Technology could enable the profession to provide advice to more consumers.

Speaking at the NextWealth conference today (March 19), Ruth Handcock, Andy Curran, Mark Duckworth and Richard Wilson discussed how the sector has changed and what more needs to be done. 

Handcock, chief executive at Octopus Money, said the firm was on a mission to prove holistic advice can be provided to someone in the mass market and said technology can, and must. enable this.

She said: “You can’t create change unless you have a technology system in place that allows you to change things quickly.

"Fundamentally what our industry struggles with is legacy technology which means we can’t improve things for customers and critically we can’t reduce the cost to serve which means the vast majority of the UK population is locked out of getting help with their money.”

Hancock said in five years she would like to see the profession be in a place where everybody can receive help.

“Help is not about investment advice or portfolio management, it is about someone walking into a room and saying I don’t understand money. Can you explain it to me?

“We hear customers say it makes them feel stupid and they don’t know where to go for help. So I would like the industry to get to a point where help is democratised,” she added. 

Hancock also said the profession needed to get technology right and be more “forward thinking” about it. 

Wilson, chief executive of Abrdn Personal Wealth, discussed how the firm adopted a subscription based business model providing more access to advice for more people. 

He said: “In three to five years there will be less cost to the consumer, with better choice.”

Curran, chief executive of Standard Life said the industry needed to find a way to engage with the 10mn people who are not being engaged with. 

“We have to find a way to engage with the 10mn people.

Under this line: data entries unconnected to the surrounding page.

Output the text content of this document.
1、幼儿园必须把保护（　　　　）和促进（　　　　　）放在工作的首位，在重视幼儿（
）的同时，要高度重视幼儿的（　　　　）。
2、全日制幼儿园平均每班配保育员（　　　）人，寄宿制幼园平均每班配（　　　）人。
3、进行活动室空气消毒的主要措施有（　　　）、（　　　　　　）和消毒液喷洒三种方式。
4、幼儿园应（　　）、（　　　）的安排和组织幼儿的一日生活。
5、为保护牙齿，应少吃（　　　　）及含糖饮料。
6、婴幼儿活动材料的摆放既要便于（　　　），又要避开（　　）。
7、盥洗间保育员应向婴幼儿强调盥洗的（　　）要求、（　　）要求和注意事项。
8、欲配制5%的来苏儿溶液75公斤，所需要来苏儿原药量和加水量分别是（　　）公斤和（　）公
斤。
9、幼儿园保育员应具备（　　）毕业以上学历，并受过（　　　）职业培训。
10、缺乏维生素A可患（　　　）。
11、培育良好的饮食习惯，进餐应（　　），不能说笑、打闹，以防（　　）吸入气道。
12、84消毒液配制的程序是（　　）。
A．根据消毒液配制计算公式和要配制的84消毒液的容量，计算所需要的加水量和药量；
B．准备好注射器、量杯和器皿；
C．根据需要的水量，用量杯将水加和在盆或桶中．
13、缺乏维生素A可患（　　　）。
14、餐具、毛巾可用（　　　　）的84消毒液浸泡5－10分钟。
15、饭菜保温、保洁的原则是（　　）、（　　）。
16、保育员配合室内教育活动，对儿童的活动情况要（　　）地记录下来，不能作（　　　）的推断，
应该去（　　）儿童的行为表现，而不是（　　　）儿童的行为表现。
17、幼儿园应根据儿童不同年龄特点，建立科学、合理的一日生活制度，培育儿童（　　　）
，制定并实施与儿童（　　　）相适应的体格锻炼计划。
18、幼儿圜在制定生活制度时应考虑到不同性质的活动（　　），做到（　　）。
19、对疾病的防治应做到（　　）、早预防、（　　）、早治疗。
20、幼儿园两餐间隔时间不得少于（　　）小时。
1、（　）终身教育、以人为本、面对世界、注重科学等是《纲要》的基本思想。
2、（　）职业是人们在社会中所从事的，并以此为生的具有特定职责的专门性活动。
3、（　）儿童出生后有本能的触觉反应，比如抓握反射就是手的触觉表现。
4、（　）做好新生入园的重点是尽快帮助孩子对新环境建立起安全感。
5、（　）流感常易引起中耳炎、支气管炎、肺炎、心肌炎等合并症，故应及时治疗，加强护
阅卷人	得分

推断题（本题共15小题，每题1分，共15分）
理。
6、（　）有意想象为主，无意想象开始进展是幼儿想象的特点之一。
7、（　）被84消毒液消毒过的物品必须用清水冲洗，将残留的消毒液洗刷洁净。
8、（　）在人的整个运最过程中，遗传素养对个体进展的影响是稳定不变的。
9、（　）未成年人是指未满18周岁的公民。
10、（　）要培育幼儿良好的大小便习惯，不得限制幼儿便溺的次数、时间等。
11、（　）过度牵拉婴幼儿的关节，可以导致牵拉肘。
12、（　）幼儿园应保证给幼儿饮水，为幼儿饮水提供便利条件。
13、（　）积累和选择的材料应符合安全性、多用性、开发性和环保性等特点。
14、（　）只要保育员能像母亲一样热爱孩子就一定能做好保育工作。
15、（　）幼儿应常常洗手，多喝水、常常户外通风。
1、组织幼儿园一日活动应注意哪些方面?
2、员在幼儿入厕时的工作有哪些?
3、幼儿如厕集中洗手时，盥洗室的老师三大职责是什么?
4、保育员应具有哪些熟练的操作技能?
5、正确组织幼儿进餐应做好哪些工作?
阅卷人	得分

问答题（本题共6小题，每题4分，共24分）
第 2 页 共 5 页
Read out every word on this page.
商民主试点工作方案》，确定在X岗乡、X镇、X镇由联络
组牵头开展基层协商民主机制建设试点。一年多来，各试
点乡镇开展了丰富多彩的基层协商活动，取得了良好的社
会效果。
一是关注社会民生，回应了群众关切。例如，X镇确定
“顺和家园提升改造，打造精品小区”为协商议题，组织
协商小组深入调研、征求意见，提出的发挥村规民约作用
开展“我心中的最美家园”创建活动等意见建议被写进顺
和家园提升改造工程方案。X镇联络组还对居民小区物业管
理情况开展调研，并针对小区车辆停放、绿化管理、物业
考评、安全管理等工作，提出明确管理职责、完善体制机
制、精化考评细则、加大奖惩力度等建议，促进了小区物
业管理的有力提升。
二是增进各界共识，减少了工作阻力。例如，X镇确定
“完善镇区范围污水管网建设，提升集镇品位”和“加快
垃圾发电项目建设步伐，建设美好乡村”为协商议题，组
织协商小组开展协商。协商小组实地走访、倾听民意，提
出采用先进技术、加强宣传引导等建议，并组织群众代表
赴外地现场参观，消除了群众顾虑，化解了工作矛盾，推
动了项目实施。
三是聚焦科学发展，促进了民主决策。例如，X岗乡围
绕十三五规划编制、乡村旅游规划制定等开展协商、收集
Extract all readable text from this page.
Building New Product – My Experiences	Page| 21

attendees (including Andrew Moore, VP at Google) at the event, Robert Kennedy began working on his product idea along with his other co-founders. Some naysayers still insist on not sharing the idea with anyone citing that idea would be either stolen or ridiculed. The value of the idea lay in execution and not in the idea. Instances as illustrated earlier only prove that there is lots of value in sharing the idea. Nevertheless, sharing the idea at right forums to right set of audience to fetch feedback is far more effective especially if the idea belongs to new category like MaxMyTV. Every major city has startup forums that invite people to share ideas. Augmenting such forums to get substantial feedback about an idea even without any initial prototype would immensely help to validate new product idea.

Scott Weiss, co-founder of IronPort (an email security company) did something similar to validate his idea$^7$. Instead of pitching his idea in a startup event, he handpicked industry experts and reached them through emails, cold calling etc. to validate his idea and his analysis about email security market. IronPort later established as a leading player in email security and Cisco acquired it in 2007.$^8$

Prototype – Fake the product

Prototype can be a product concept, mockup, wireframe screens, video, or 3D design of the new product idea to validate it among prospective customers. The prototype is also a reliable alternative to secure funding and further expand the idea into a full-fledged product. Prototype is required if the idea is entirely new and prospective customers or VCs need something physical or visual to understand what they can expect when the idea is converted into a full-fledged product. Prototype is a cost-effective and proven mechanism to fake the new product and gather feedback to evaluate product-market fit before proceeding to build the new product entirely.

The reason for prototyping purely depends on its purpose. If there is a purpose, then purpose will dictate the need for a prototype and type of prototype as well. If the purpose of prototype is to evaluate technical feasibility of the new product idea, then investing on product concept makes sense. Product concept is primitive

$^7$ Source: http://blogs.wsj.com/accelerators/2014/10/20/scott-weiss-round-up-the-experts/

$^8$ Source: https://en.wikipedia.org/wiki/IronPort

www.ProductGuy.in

It has to be democratised.”

Duckworth, chief executive at Schroders Personal Wealth said one way of better engaging consumers with their finance is by engaging the next generation of clients.

“I would like financial education to be in the curriculum because I think it will start to get children thinking about money and actually getting them to engage with their parents more about finances and that will feed into other aspects of the child's life as they grow up,” he said. 

The panel agreed AI will be a way to drive engagement with people who previously have not been able to access advice.